Joseph Funck was born in 1902 in Luxembourg City, not far from where his novella is set. He was fascinated with the ‘darker’ corners of the city from an early age on and explored them arduously. After having broken off his secondary studies and after some time of unemployment, he became an administrative employee in a steel-company in the industrial south of the country. He died in 1978. Kleines Schicksal was his first book and his only major success. It was highly acclaimed upon its publication. In his further writing, Funck continued to focus on social topics, but, according to his own testimony, the monotony of his professional life took its toll on his artistic creativity. This might explain why no other major publication followed. A selection of short stories was published in 1948 under the title Bastillen, referring to the Bastille fortress in Paris, which is regarded since its storming during the French Revolution as a symbol of liberation from economic and political servitude. For many years, Funck also worked on a novel set in the world of industrial workers, entitled Die Grauen. It was intended by the author as a major work, but only a few chapters were published. For posterity, Funck’s name thus remaines linked to Kleines Schicksal. Besides being a writer, Joseph Funck was an art critic and president of the Art Critics Association of Luxembourg (ACAL) in the 1950s. He also painted, as shown by several self-portraits.

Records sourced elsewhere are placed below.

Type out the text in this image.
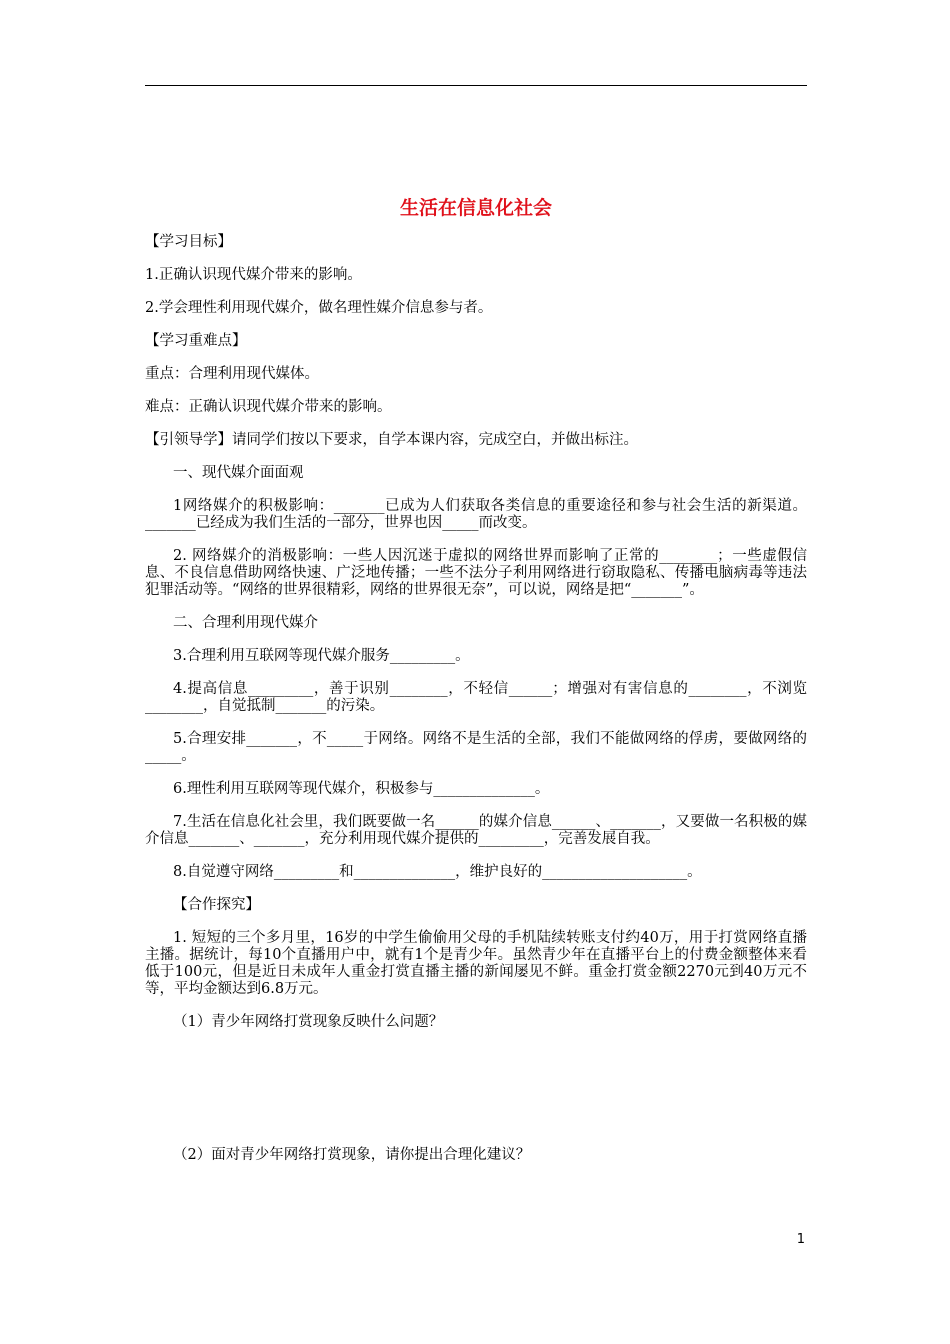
生活在信息化社会

【学习目标】

1.正确认识现代媒介带来的影响。

2.学会理性利用现代媒介，做名理性媒介信息参与者。

【学习重难点】

重点：合理利用现代媒体。

难点：正确认识现代媒介带来的影响。

【引领导学】请同学们按以下要求，自学本课内容，完成空白，并做出标注。

一、现代媒介面面观

1网络媒介的积极影响：_______已成为人们获取各类信息的重要途径和参与社会生活的新渠道。_______已经成为我们生活的一部分，世界也因_____而改变。

2. 网络媒介的消极影响：一些人因沉迷于虚拟的网络世界而影响了正常的________；一些虚假信息、不良信息借助网络快速、广泛地传播；一些不法分子利用网络进行窃取隐私、传播电脑病毒等违法犯罪活动等。“网络的世界很精彩，网络的世界很无奈”，可以说，网络是把“_______”。

二、合理利用现代媒介

3.合理利用互联网等现代媒介服务_________。

4.提高信息_________，善于识别________，不轻信______；增强对有害信息的________，不浏览________，自觉抵制_______的污染。

5.合理安排_______，不_____于网络。网络不是生活的全部，我们不能做网络的俘虏，要做网络的_____。

6.理性利用互联网等现代媒介，积极参与______________。

7.生活在信息化社会里，我们既要做一名______的媒介信息______、_______，又要做一名积极的媒介信息_______、_______，充分利用现代媒介提供的_________，完善发展自我。

8.自觉遵守网络_________和______________，维护良好的____________________。

【合作探究】

1. 短短的三个多月里，16岁的中学生偷偷用父母的手机陆续转账支付约40万，用于打赏网络直播主播。据统计，每10个直播用户中，就有1个是青少年。虽然青少年在直播平台上的付费金额整体来看低于100元，但是近日未成年人重金打赏直播主播的新闻屡见不鲜。重金打赏金额2270元到40万元不等，平均金额达到6.8万元。

（1）青少年网络打赏现象反映什么问题？

（2）面对青少年网络打赏现象，请你提出合理化建议？

1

Kleines Schicksal is a characteristic text of the period between the two world wars. Joseph Funck’s generation was deeply marked by crisis and socio-cultural change: the cataclysm of World War I, the subsequent modernism of the ‘Roaring Twenties’ and, finally, the economic collapse of the Great Depression after 1929. This age-group was dubbed by the German writer Ernst Glaeser as the ‘Generation 1902’, and tellingly 1902 was indeed Joseph Funck‘s birth year. As opposed to the more experimental art of the avantgarde during the first two decades of the 20th century, the interwar period was widely marked by a return to realism and mimesis in literature. The political and economic crisis called, not for the increasingly stale pathos of late expressionism, but for a modern realism, which would hold an objective and critical mirror to its time. ‘Neue Sachlichkeit’ (‘New Objectivity’), ‘Verismo’, ‘Social Realism’ and even ‘Socialist Realism’ were some of the international programmatic rallying cries in the arts. Joseph Funck’s little novel Kleines Schicksal has to be seen in this context. Among his main inspirations were the great narrative works of Russian realism, at the time of writing particularly those of Maxim Gorki. Kleines Schicksal was recognized by its critics as one of the major works of this modern, critical realism in Luxembourg.